YOGYAKARTA - Soal demokrasi yang saat ini ada di Indonesia, dinilai tidak efektif dan terlalu mahal. Bahkan Wakil Ketua MPR RI, Mahyudin sependapat dengan usulan Sri Sultan Hamengkubuwono X terkait kembalinya sistem demokrasi langsung menuju sistem demokrasi Pancasila dengan mengedepankan musyawarah mufakat.

Hal ini dikatakan Mahyudin saat membuka acara Press Gatering Pimpinan MPR dengan Koordinatoriat Wartawan Parlemen, Jumat (19/10/2018) di Eastparch Hotel, Yogyakarta.

"Sistem demokrasi langsung tidak berlangsung efektif ketika masyarakatnya masih banyak yang miskin," ujarnya.

Ia berpendapat, saat ini demokrasi masih terbilang mahal.
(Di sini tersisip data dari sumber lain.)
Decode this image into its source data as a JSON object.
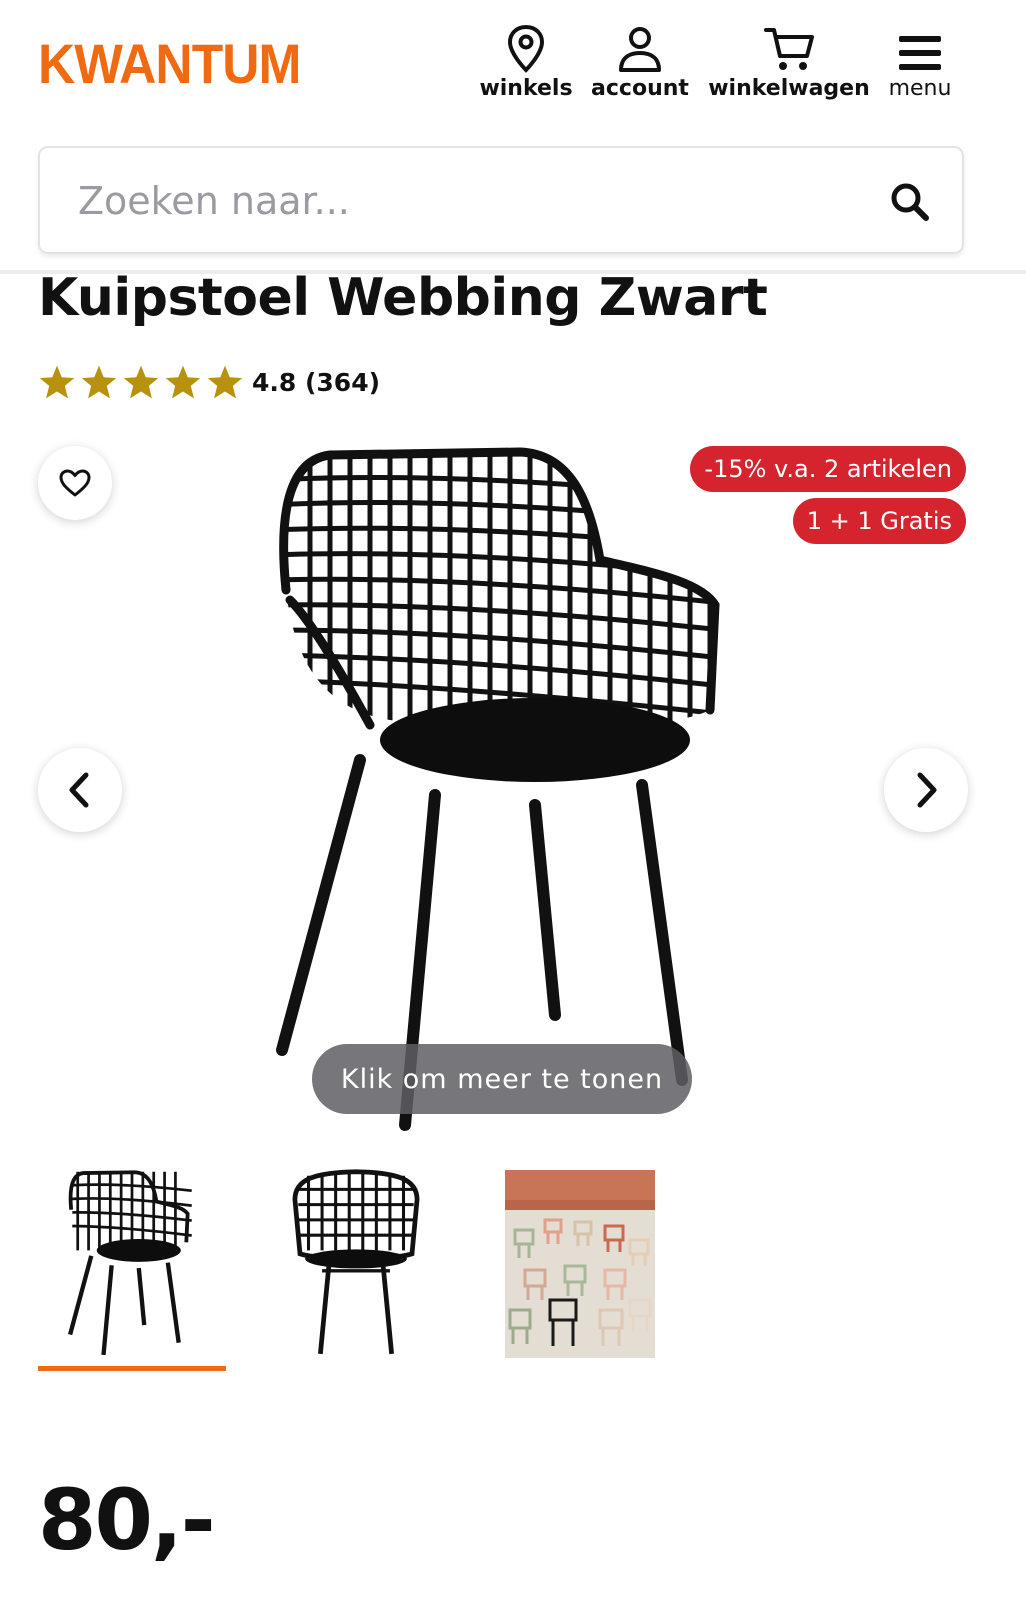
{
  "brand": {
    "name": "KWANTUM",
    "color": "#f06a12"
  },
  "nav": [
    {
      "label": "winkels",
      "icon": "location-pin-icon"
    },
    {
      "label": "account",
      "icon": "user-icon"
    },
    {
      "label": "winkelwagen",
      "icon": "cart-icon"
    },
    {
      "label": "menu",
      "icon": "hamburger-icon"
    }
  ],
  "search": {
    "placeholder": "Zoeken naar...",
    "icon": "search-icon"
  },
  "product": {
    "title": "Kuipstoel Webbing Zwart",
    "rating": {
      "stars": 4.8,
      "score_text": "4.8 (364)",
      "star_color": "#b8920e"
    },
    "badges": [
      "-15% v.a. 2 artikelen",
      "1 + 1 Gratis"
    ],
    "badge_color": "#d6242f",
    "gallery_hint": "Klik om meer te tonen",
    "thumbnails": [
      "chair-front-angle",
      "chair-front",
      "chairs-lifestyle"
    ],
    "active_thumbnail": 0,
    "price": "80,-"
  }
}
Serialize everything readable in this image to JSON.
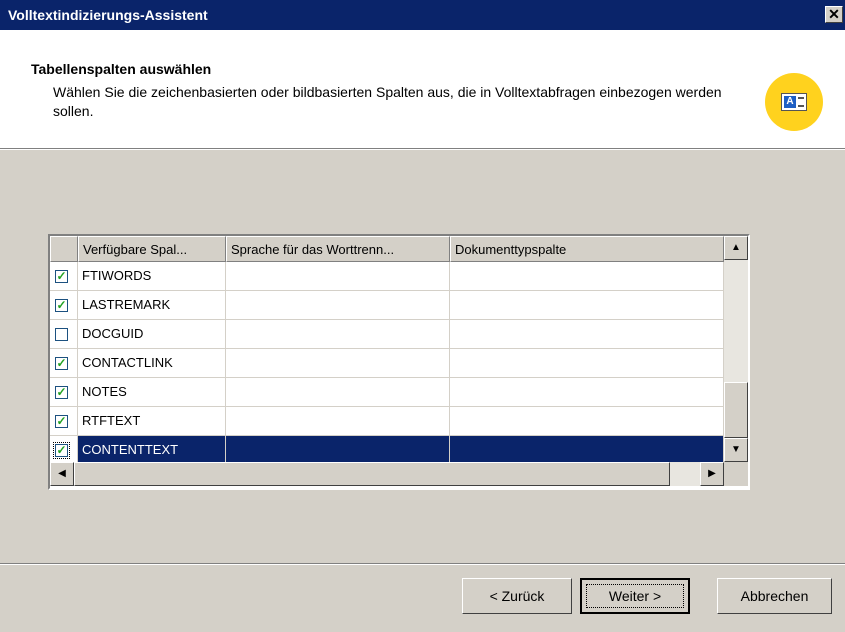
{
  "window": {
    "title": "Volltextindizierungs-Assistent",
    "close_glyph": "✕"
  },
  "header": {
    "title": "Tabellenspalten auswählen",
    "description": "Wählen Sie die zeichenbasierten oder bildbasierten Spalten aus, die in Volltextabfragen einbezogen werden sollen.",
    "icon": "wizard-icon",
    "icon_letter": "A",
    "icon_color": "#ffd21e"
  },
  "grid": {
    "columns": [
      "Verfügbare Spal...",
      "Sprache für das Worttrenn...",
      "Dokumenttypspalte"
    ],
    "rows": [
      {
        "checked": true,
        "name": "FTIWORDS",
        "language": "",
        "doctype": ""
      },
      {
        "checked": true,
        "name": "LASTREMARK",
        "language": "",
        "doctype": ""
      },
      {
        "checked": false,
        "name": "DOCGUID",
        "language": "",
        "doctype": ""
      },
      {
        "checked": true,
        "name": "CONTACTLINK",
        "language": "",
        "doctype": ""
      },
      {
        "checked": true,
        "name": "NOTES",
        "language": "",
        "doctype": ""
      },
      {
        "checked": true,
        "name": "RTFTEXT",
        "language": "",
        "doctype": ""
      },
      {
        "checked": true,
        "name": "CONTENTTEXT",
        "language": "",
        "doctype": "",
        "selected": true
      }
    ],
    "selection_color": "#0a246a"
  },
  "buttons": {
    "back": "< Zurück",
    "next": "Weiter >",
    "cancel": "Abbrechen"
  },
  "colors": {
    "titlebar": "#0a246a",
    "dialog": "#d4d0c8"
  }
}
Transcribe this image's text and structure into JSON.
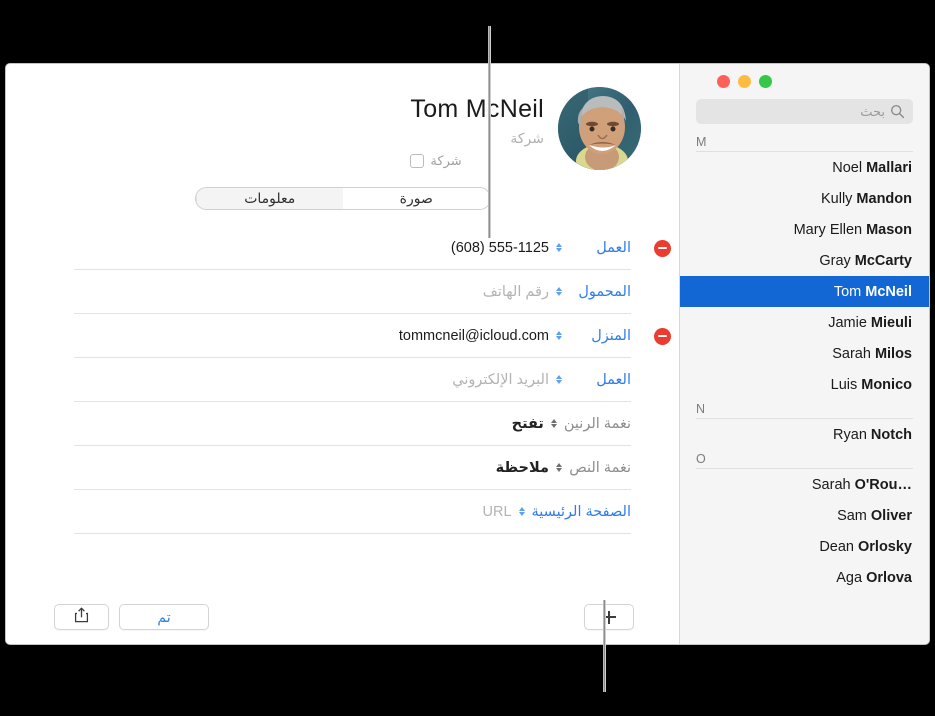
{
  "window": {
    "traffic_lights": [
      "close",
      "minimize",
      "zoom"
    ]
  },
  "sidebar": {
    "search": {
      "placeholder": "بحث",
      "icon": "search-icon",
      "value": ""
    },
    "groups": [
      {
        "letter": "M",
        "contacts": [
          {
            "first": "Noel",
            "last": "Mallari",
            "selected": false
          },
          {
            "first": "Kully",
            "last": "Mandon",
            "selected": false
          },
          {
            "first": "Mary Ellen",
            "last": "Mason",
            "selected": false
          },
          {
            "first": "Gray",
            "last": "McCarty",
            "selected": false
          },
          {
            "first": "Tom",
            "last": "McNeil",
            "selected": true
          },
          {
            "first": "Jamie",
            "last": "Mieuli",
            "selected": false
          },
          {
            "first": "Sarah",
            "last": "Milos",
            "selected": false
          },
          {
            "first": "Luis",
            "last": "Monico",
            "selected": false
          }
        ]
      },
      {
        "letter": "N",
        "contacts": [
          {
            "first": "Ryan",
            "last": "Notch",
            "selected": false
          }
        ]
      },
      {
        "letter": "O",
        "contacts": [
          {
            "first": "Sarah",
            "last": "O'Rou…",
            "selected": false
          },
          {
            "first": "Sam",
            "last": "Oliver",
            "selected": false
          },
          {
            "first": "Dean",
            "last": "Orlosky",
            "selected": false
          },
          {
            "first": "Aga",
            "last": "Orlova",
            "selected": false
          }
        ]
      }
    ]
  },
  "detail": {
    "name": "Tom  McNeil",
    "company_placeholder": "شركة",
    "company_checkbox_label": "شركة",
    "company_checkbox_checked": false,
    "avatar_alt": "صورة جهة الاتصال",
    "tabs": [
      {
        "id": "picture",
        "label": "صورة",
        "active": true
      },
      {
        "id": "info",
        "label": "معلومات",
        "active": false
      }
    ],
    "fields": [
      {
        "id": "phone-work",
        "label": "العمل",
        "label_color": "blue",
        "value": "(608) 555-1125",
        "is_placeholder": false,
        "value_dir": "ltr",
        "has_remove": true
      },
      {
        "id": "phone-mobile",
        "label": "المحمول",
        "label_color": "blue",
        "value": "رقم الهاتف",
        "is_placeholder": true,
        "value_dir": "rtl",
        "has_remove": false
      },
      {
        "id": "email-home",
        "label": "المنزل",
        "label_color": "blue",
        "value": "tommcneil@icloud.com",
        "is_placeholder": false,
        "value_dir": "ltr",
        "has_remove": true
      },
      {
        "id": "email-work",
        "label": "العمل",
        "label_color": "blue",
        "value": "البريد الإلكتروني",
        "is_placeholder": true,
        "value_dir": "rtl",
        "has_remove": false
      },
      {
        "id": "ringtone",
        "label": "نغمة الرنين",
        "label_color": "gray",
        "value": "تفتح",
        "is_placeholder": false,
        "value_dir": "rtl",
        "has_remove": false
      },
      {
        "id": "text-tone",
        "label": "نغمة النص",
        "label_color": "gray",
        "value": "ملاحظة",
        "is_placeholder": false,
        "value_dir": "rtl",
        "has_remove": false
      },
      {
        "id": "homepage",
        "label": "الصفحة الرئيسية",
        "label_color": "blue",
        "value": "URL",
        "is_placeholder": true,
        "value_dir": "ltr",
        "has_remove": false
      }
    ],
    "bottom": {
      "share_icon": "share-icon",
      "done_label": "تم",
      "add_icon": "plus-icon"
    }
  },
  "colors": {
    "selection_blue": "#1367d5",
    "link_blue": "#2f7ced",
    "remove_red": "#ee3b30",
    "placeholder_gray": "#b3b3b3",
    "sidebar_bg": "#f5f5f5",
    "backdrop": "#000000"
  }
}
Sehingga berdampak langsung kepada kualitas para pemimpin.

Di lain hal ada orang punya integritas dan kapasitas, tetapi tidak punya uang maka dia tidak bisa ikut dalam kompetisi demokrasi.

Saya setuju kalau demokrasi kita itu diamandemen lagi agar betul-betul kembali kepada demokrasi Pancasila," tegasnya.

Bahkan sejak reformasi bergulir kata Mahyudin, efek dari demokrasi yang mahal juga menjerumuskan beberapa kepala daerah mulai dari Bupati, Walikota, Gubernur bahkan Angota DPR.

"Bayangkan saja, dengan pemilihan secara langsung, para calon ini harus menyediakan ongkos yang tidak sedikit. Ini pengalaman juga ya, ketika saya dianggap mampu menjadi Gubernur, saya itu berfikir panjang. Pertama setelah saya hitung-hitung itu biayanya tidak sedikit, untuk bayar saksi, baleho sampai pemilihan itu hampir 50 miliar lebih. Itu duitnya dari mana," tanya Mahyudin.

"Karena saya itu pebisnis, seandainya saya punya 50 miliar ketimbang nyalon Gubernur ya mending saya belikan kebun sawit hasilnya jelas," candanya.

Artinya kata Mahyudin, dengan biaya yang sangat mahal itulah, para calon terkadang nekat maju tapi menggunakan sponsor.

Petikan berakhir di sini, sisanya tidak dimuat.